Salem Till The World Ends

Another Halloween pick-a-song-any-song artist of recent times is Salem. While they’ve made more obviously ooh-scary tracks than their remix of Britney Spears’s Till The World Ends, this drag’d epic uncovers today’s horror-in-plain-sight of endless war, industrialised sex and the most unspeakably sad popstar ever is gut-wrenching.

Burzum Dunkelheit

While his politics and actions may be beyond reprehensible, music does not get more extreme than this. Burzum’s rare track Dunkelheit bristles and echoes with primordial horror, a hymn to evil things lurking in the roots of trees and swampish slime. A convicted murderer and occult fanatic with documented flirtations with Nazism was never going to make un-frightening music, but this track’s glowering melody and sheer vastness makes it a shoe-in.

Bobby “Boris” Pickett _The Monster Mash

The most untouchable Halloween song of all time, it sums up the pure silliness of the season and – thanks to Lynch and all that hauntological ghostliness-of-the-past gumf – imbued with a new creepiness.

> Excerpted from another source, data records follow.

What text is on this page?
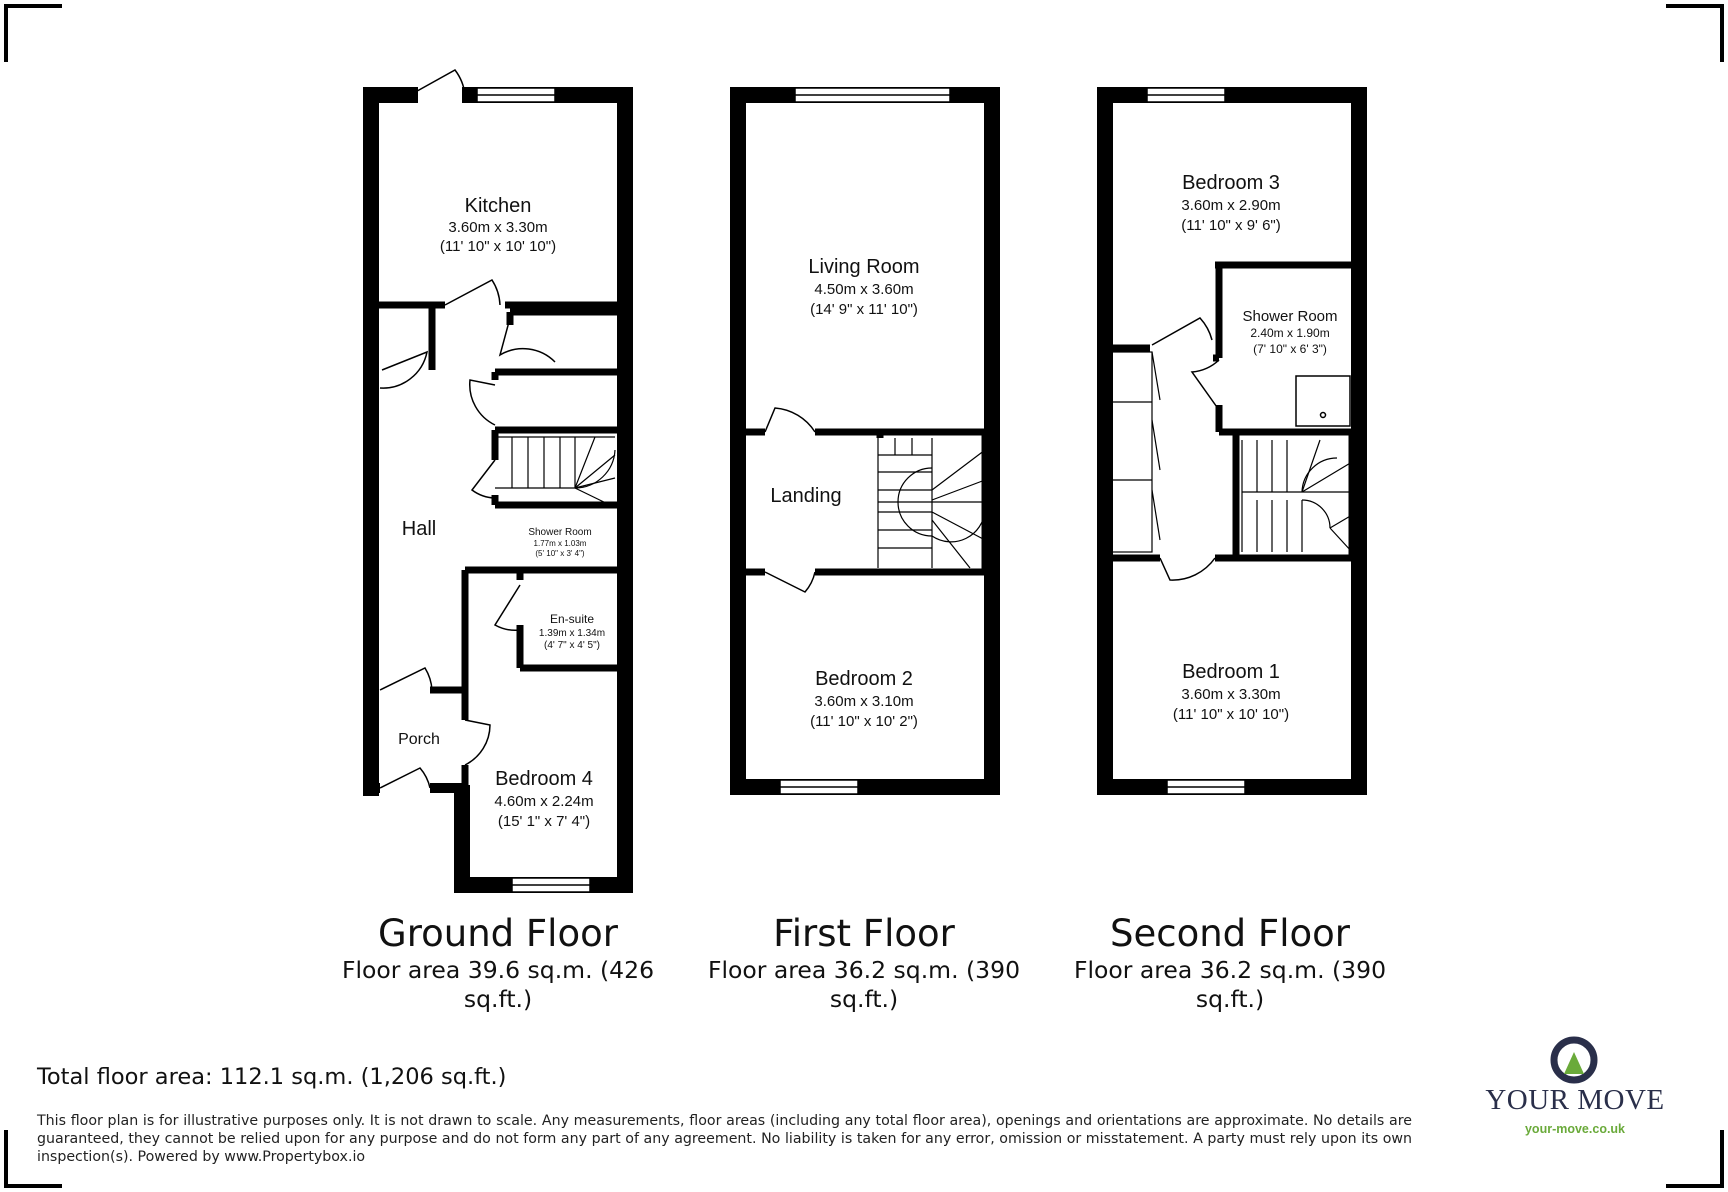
Kitchen
3.60m x 3.30m
(11' 10" x 10' 10")
Hall	Shower Room
1.77m x 1.03m
(5' 10" x 3' 4")
En-suite
1.39m x 1.34m
(4' 7" x 4' 5")
Porch
Bedroom 4
4.60m x 2.24m
(15' 1" x 7' 4")
Living Room
4.50m x 3.60m
(14' 9" x 11' 10")
Landing
Bedroom 2
3.60m x 3.10m
(11' 10" x 10' 2")
Bedroom 3
3.60m x 2.90m
(11' 10" x 9' 6")
Shower Room
2.40m x 1.90m
(7' 10" x 6' 3")
Bedroom 1
3.60m x 3.30m
(11' 10" x 10' 10")
Ground Floor
Floor area 39.6 sq.m. (426 sq.ft.)
First Floor
Floor area 36.2 sq.m. (390 sq.ft.)
Second Floor
Floor area 36.2 sq.m. (390 sq.ft.)
Total floor area: 112.1 sq.m. (1,206 sq.ft.)
This floor plan is for illustrative purposes only. It is not drawn to scale. Any measurements, floor areas (including any total floor area), openings and orientations are approximate. No details are guaranteed, they cannot be relied upon for any purpose and do not form any part of any agreement. No liability is taken for any error, omission or misstatement. A party must rely upon its own inspection(s). Powered by www.Propertybox.io
YOUR MOVE
your-move.co.uk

Death In June _The Torture Garden

Torture Garden, named after the Octave Mirbeau book (also quoted on Manic Street Preacher’s The Holy Bible’s inlay) is a classic track, set here to Ingmar Bergman’s Seventh Seal. Death In June’s often desperate urge to shock places them far beyond the realms of taste and has robbed them of the audience they deserve, but this track, filled with catholic dirges, glowering synths, and delicate chimes is a night-closer for any Halloween.